NÃO é preciso uma massa encefálica por aí além para entender o desgosto e a frustração de quem tem asas e não pode voar, nem sequer uma coisa breve para subir um pouco, ganhar vistas e horizontes, descrever duas espirais e voltar suavemente a aterrar. É um desespero; uma coisa que dá vontades de exorbitar o virtuosismo do falcão ou do condor, de ter penas mais sofisticadas que as de uma águia, a loucura de qualquer pássaro a riscar os ares na direcção que lhe der na gana.
Por isso Ícaro se desgraçou. Aquelas asas magníficas, a facilidade com que desprendeu amarras de Creta, o mar cada vez mais longe, mais transparente, as ilhas como pontos minúsculos, a cabeça mais rarefeita com a bebedeira de azul, o fascínio do sol e das alturas. E foi o que foi. Asas de penas dos outros, cosidas com linhas e coladas com cera, é muito primitivo como engrenagem de voo. A ambição também tem que ter correspondente tecnológico à altura.

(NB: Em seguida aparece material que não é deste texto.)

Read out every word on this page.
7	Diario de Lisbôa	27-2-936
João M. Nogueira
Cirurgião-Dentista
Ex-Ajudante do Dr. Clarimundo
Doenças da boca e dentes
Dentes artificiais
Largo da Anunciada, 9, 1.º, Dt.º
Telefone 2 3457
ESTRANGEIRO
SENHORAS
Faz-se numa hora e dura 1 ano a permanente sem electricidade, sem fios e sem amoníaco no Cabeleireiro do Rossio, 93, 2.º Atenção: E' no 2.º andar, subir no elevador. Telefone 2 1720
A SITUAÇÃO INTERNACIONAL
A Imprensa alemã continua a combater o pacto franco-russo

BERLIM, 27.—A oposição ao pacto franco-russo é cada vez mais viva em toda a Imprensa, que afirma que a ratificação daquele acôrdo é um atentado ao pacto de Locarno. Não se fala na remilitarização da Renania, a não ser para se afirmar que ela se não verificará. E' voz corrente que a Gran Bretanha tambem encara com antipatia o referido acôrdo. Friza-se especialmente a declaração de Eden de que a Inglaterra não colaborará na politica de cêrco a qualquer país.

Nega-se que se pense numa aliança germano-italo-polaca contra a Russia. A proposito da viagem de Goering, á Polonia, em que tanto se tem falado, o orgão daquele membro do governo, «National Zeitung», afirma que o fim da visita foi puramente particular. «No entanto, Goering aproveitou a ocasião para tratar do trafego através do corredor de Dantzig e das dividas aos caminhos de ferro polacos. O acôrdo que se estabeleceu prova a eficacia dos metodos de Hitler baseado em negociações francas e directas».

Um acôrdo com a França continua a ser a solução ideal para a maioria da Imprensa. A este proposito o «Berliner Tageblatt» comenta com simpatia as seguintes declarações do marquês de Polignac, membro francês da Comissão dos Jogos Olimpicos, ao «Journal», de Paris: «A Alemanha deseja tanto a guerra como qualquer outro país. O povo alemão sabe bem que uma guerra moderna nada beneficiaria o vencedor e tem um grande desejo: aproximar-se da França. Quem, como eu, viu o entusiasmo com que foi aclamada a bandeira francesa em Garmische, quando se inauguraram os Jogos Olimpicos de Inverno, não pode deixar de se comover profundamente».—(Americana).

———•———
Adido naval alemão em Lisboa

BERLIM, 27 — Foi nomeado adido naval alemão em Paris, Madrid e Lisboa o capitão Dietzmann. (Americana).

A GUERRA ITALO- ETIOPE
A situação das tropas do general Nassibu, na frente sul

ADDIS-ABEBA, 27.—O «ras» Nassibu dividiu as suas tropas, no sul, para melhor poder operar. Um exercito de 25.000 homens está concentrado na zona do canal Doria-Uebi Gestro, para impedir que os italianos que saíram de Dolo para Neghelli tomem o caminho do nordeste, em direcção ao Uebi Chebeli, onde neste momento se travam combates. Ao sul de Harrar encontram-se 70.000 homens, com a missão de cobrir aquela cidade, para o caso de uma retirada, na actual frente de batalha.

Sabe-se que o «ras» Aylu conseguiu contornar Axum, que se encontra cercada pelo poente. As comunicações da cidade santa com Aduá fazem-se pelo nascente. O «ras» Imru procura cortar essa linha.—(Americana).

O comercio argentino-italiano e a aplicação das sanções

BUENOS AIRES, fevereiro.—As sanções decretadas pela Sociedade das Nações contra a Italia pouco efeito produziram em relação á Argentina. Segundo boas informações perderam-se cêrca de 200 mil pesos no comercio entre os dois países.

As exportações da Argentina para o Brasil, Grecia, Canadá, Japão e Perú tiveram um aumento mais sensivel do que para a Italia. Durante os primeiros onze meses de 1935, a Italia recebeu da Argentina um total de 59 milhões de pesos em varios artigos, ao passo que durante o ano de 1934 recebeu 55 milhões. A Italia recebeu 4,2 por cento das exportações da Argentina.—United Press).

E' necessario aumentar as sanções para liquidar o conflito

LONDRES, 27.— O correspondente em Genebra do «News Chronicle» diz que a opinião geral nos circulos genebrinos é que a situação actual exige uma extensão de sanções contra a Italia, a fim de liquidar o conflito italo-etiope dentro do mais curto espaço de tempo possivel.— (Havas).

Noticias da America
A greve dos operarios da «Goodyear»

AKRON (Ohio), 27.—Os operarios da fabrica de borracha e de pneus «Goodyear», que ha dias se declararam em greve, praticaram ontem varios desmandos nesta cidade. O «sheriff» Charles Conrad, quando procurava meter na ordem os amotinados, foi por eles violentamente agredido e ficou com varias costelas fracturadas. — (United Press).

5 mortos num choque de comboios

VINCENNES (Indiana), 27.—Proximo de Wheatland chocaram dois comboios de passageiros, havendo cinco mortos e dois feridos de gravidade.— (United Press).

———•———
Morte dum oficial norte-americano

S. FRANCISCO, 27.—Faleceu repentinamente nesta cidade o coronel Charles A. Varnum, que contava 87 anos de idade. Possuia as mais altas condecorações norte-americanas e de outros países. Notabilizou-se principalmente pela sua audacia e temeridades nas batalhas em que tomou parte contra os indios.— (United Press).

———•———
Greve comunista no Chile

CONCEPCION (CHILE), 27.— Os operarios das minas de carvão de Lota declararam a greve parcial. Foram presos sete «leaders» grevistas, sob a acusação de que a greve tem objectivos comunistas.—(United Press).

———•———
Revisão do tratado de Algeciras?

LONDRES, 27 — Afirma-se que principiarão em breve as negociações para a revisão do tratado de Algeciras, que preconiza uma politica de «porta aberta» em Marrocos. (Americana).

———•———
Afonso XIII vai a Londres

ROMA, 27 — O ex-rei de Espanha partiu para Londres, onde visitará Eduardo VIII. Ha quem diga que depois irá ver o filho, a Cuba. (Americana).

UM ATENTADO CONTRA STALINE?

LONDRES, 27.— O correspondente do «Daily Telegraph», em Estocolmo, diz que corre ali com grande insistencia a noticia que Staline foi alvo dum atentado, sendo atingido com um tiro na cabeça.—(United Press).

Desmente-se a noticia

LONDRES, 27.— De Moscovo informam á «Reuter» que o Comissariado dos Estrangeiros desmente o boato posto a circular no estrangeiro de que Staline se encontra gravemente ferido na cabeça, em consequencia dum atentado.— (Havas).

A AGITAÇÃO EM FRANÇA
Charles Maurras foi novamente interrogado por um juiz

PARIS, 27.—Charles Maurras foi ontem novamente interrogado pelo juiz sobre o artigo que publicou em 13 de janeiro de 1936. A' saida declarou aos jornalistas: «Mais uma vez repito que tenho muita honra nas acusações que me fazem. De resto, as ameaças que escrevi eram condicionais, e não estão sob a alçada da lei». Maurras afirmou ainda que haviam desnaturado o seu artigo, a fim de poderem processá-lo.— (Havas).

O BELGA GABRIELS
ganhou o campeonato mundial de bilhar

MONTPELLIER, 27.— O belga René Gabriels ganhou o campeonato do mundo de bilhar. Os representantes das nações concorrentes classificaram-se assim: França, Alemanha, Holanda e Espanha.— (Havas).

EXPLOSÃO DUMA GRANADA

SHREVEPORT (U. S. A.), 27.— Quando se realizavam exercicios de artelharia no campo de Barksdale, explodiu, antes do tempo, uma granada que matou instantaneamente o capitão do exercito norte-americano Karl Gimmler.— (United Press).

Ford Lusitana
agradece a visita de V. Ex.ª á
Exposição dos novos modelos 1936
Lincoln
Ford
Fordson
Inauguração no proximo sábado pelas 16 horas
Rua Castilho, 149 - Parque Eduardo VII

Os frangos não sabem nada de mitologia e, sobre tecnologia, têm conhecimentos vagos sobre coisas que os humanos desenvolveram para reproduzir, engordar, matar e comer frangos ou produtos à base de frango. Sobre técnicas de assar, por exemplo, só se (não) apercebem quando é demasiado tarde e já estão degolados, depenados e abertos ao meio sobre brasas, picante ou normal. Porém, muitos conheceram a arquitectura do aviário, o espaço concentracionário reduzido até à completa promiscuidade, a comida e a água doseadas por controlo remoto, a alimentação repleta de hormonas e outros aditivos para crescer o necessário em menos de um mês, a engenharia genética de origem que reduziu a diversidade da espécie a meia dúzia de protótipos brancos ou castanhos replicantes e tudo o mais que compõe a violência da produção industrial de galináceos.
Existe agora alguma luz ao fundo do túnel, ou melhor, à beira da estrada.
Um certo frango que conseguiu reunir mais neurónios quando ainda estava dentro de um ovo numa chocadeira, passou parte da sua vida numa capoeira ao ar livre num lugar de onde se viam passar muitos aviões no céu desenhando linhas brancas finíssimas que se esbatiam e transformavam em nuvens. Devido às suas limitações pueris, pensava o jovem pinto que aquilo era a fase final de uma sequência de metamorfoses da qual ele só conhecia uma das primeiras: de rebolo de penugem amarela macia que faz sorrir carinhosamente os humanos e se presta a personagem de desenhos animados, essa coisa minúscula iria depois crescer, metalizar-se, motorizar-se, ganhar alturas e velocidades. Não via ninguém assim por perto mas era normal – não caberiam ali, não comeriam aquela ração castanha granulada de baixo poder energético. Ficava desolhado só de pensar em golfadas de gasolina aditivada pela gorja, abraçado a dois reactores.
E assim aconteceu. Em homenagem a este pioneiro da aviação galinácea, ficou esta escultura hiper-realista do frango a jacto, a crista repuxada pela vertigem, as pernas esticadas a comandar o leme e dois motores debaixo das asas – adeus esterco do galinheiro, farinha seca, vida inútil, mundo pequeno.
Por Álvaro Domingues autor de A Rua da Estrada.